Produces grammatical-sounding sentences that lack actual semantic meaning or purpose.


Bag-of-Words Model

Represents text as unordered word collections, ignoring syntax and focusing on meaning. Effective for classification tasks like sentiment analysis.

Examples: - "My grandson loved it! So much fun!" → positive: "loved," "fun" - "Product broke after a few days." → negative: "broke" - "Kind of cheap and flimsy, not worth it." → negative: "cheap," "flimsy"


Naive Bayes

Computes P(sentiment | text) — probability that text expresses a particular sentiment.

Using Bayes' rule:

P(sentiment | words) ∝ P(words | sentiment) × P(sentiment)

Calculates:

P(positive) × P("word₁" | positive) × P("word₂" | positive) × ...
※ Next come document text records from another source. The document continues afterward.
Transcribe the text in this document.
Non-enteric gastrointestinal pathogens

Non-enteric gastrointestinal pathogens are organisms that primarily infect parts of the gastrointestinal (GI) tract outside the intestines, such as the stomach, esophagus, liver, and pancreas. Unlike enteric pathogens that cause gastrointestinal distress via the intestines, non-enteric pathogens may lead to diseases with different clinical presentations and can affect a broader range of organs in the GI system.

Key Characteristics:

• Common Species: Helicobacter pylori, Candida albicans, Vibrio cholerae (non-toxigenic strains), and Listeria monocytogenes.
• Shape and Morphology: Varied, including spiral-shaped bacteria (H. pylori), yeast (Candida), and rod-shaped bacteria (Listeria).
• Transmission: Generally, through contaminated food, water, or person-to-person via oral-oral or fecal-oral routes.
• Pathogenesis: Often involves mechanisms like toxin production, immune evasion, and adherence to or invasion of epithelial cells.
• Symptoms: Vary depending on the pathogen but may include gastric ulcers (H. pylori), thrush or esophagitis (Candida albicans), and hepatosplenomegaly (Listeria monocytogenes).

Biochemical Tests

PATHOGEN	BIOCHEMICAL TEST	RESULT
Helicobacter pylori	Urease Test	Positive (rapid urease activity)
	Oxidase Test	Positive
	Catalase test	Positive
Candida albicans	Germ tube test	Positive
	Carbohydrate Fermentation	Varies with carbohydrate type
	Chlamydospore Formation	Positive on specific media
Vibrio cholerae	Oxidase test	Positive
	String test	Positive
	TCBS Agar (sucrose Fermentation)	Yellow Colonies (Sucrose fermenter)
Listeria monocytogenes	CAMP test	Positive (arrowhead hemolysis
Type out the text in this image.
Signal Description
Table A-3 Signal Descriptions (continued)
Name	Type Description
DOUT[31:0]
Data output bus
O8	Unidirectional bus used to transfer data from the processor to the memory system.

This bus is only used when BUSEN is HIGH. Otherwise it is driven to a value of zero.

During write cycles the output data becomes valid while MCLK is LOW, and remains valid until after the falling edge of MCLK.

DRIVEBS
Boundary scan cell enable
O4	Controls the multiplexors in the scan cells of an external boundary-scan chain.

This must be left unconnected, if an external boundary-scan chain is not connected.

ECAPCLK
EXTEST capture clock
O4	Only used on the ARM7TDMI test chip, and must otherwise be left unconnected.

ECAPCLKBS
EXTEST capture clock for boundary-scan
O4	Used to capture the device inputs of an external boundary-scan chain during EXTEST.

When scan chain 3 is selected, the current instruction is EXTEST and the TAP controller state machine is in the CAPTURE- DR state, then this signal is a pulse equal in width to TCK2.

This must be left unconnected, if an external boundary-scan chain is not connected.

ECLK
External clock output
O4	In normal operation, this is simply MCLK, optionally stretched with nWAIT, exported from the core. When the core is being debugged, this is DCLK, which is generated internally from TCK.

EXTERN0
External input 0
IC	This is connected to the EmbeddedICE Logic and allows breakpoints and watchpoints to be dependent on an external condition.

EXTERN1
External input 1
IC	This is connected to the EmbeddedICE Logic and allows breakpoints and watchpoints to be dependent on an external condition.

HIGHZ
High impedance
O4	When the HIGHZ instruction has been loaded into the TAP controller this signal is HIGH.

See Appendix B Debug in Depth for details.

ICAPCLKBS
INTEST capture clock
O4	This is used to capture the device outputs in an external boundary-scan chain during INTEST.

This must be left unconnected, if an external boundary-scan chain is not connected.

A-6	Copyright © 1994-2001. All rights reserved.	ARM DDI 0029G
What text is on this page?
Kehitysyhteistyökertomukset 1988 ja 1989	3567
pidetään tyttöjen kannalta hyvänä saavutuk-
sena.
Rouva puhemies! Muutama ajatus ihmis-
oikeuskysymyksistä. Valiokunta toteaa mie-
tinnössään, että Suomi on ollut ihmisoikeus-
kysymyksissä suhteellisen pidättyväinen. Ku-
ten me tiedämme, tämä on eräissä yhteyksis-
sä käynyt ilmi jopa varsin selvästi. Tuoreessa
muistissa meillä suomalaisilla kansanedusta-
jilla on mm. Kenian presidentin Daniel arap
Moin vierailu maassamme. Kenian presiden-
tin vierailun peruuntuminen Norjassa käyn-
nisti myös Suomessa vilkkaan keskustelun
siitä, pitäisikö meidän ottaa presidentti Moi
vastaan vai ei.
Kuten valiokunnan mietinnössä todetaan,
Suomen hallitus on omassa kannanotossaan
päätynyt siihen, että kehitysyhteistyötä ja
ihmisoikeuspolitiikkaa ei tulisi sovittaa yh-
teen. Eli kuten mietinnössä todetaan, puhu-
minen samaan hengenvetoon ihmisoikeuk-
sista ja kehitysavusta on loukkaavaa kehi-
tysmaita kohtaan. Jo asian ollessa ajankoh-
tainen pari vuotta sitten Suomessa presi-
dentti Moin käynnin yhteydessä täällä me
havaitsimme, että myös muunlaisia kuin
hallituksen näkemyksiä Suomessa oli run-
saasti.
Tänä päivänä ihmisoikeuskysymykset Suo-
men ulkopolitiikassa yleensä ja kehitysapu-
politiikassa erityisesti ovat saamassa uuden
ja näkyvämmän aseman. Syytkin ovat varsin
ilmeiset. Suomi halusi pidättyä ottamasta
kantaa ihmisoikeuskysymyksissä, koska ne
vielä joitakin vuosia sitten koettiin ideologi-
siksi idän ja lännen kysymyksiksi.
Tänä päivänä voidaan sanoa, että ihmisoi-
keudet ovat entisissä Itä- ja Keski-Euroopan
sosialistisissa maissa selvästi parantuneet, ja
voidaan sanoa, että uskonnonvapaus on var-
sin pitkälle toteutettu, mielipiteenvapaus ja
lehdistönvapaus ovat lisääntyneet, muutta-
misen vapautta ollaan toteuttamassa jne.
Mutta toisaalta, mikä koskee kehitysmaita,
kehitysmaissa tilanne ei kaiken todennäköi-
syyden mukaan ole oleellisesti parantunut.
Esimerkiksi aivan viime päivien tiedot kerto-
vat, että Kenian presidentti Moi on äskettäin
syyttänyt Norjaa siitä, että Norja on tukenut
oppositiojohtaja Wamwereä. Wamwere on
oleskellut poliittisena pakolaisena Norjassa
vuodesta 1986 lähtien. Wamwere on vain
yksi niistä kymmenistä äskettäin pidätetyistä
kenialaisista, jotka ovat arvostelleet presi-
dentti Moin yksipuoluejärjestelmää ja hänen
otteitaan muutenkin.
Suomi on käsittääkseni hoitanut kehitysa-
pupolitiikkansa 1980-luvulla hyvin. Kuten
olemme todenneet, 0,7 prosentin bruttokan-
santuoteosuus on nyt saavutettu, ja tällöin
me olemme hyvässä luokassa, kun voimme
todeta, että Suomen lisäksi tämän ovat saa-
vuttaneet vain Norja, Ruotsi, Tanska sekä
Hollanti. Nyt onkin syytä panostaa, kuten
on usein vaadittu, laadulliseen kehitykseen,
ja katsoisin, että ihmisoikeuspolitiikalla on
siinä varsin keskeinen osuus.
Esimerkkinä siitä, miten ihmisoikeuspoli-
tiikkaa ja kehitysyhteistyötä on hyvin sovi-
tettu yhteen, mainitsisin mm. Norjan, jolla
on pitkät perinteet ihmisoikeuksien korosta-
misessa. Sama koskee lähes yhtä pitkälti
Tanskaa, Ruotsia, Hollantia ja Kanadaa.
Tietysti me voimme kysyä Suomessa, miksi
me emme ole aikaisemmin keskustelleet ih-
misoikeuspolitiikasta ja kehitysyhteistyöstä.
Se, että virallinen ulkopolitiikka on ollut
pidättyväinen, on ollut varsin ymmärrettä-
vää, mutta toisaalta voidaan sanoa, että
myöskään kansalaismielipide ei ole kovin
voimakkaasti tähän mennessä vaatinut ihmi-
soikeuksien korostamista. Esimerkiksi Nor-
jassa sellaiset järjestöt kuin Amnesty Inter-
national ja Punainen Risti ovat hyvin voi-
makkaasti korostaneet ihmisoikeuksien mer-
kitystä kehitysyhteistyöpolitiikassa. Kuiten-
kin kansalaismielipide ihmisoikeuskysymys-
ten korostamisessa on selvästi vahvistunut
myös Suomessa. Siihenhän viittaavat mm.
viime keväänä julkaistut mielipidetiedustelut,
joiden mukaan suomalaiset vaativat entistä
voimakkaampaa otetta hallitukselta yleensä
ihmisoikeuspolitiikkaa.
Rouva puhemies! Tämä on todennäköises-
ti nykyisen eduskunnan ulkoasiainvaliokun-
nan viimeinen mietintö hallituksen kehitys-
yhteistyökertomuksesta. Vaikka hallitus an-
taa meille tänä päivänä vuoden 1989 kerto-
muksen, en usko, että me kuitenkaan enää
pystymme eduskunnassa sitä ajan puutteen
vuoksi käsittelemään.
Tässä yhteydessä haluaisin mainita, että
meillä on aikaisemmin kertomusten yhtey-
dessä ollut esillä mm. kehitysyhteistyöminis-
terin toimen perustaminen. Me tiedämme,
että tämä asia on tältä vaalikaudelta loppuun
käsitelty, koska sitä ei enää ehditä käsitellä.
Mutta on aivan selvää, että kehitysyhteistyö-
The "naive" assumption treats each word's probability as independent from others — unrealistic but effective.

Addressing Zero Probabilities

If a word never appears in positive training samples, its conditional probability becomes 0, incorrectly eliminating entire sentences.

Additive Smoothing: Adds value α to each distribution entry.

Laplace Smoothing: Adds 1 to each value — assumes all values appeared at least once.


Word Representation

One-Hot Representation

Each word gets a vector of vocabulary length with a single 1.

Example for "He wrote a book":

He:    [1, 0, 0, 0]
wrote: [0, 1, 0, 0]
a:     [0, 0, 1, 0]
book:  [0, 0, 0, 1]

Problems: - 50,000-word vocabulary → 50,000-dimensional vectors - Fails to capture similarity between synonyms ("wrote" and "authored")

Distributed Representation

Compresses meaning across fewer dimensions:

He:    [-0.34, -0.08, 0.02, -0.18, …]
wrote: [-0.27,  0.40, 0.00, -0.65, …]
book:  [-0.23, -0.16, -0.05, -0.57, …]

  • Smaller vectors
  • Synonyms have similar values — captures semantic similarity

Word Context Principle

J.R. Firth: "You shall know a word by the company it keeps."

Words appearing in similar contexts share meaning. Words completing "for ___ he ate" likely include breakfast, lunch, or dinner.


word2vec

Generates distributed word representations using Skip-Gram Architecture — a neural network predicting context from target words.

Architecture: - Input layer: One unit per target word - Hidden layer: 50–100 units generating distributed representations - Output layer: Predicts contextually similar words

Results — book's nearest neighbors: books, essay, memoir, essays, novella, anthology, blurb, autobiography, audiobook

Vector Arithmetic

Word vectors enable semantic operations:

king − man ≈ queen − woman
(ramen − japan) + america ≈ burritos


Neural Networks for Language

Translate sequences to sequences — essential for chatbots, Q&A, and translation.

Recurrent Neural Networks

Process sequences by maintaining hidden states:

  1. Input enters network → creates initial hidden state
  2. Next input combines with previous hidden state → new hidden state
  3. Repeat until end token
  4. Decoding phase generates output sequences

Problems: - All input information compresses into a single final state — inefficient for long sequences - Not all hidden states carry equal importance


Attention

Allows networks to prioritize important values. When answering "What is the capital of Massachusetts?", attention highlights "capital" and "Massachusetts" as most relevant.

Process: 1. Calculate attention scores 2. Multiply scores by hidden state values 3. Sum into a context vector 4. Decoder uses context vector for output generation

Sequential processing in RNNs bottlenecks performance with large datasets — motivating transformers.


Transformers

Process all input words simultaneously rather than sequentially.

Encoding

  1. Words enter network simultaneously
  2. Position encoding adds positional information, preserving word order
  3. Self-attention steps determine each word's context
  4. Multiple self-attention iterations refine understanding
  5. Output: encoded representations ready for decoding

Decoding

  1. Previous output word + position encoding enter network
  2. Multiple self-attention steps process information
  3. Attention steps receive encoded representations
  4. Words attend to each other across sequences
  5. Parallel processing enables speed and accuracy

The transformer architecture powers modern large language models and most state-of-the-art NLP systems.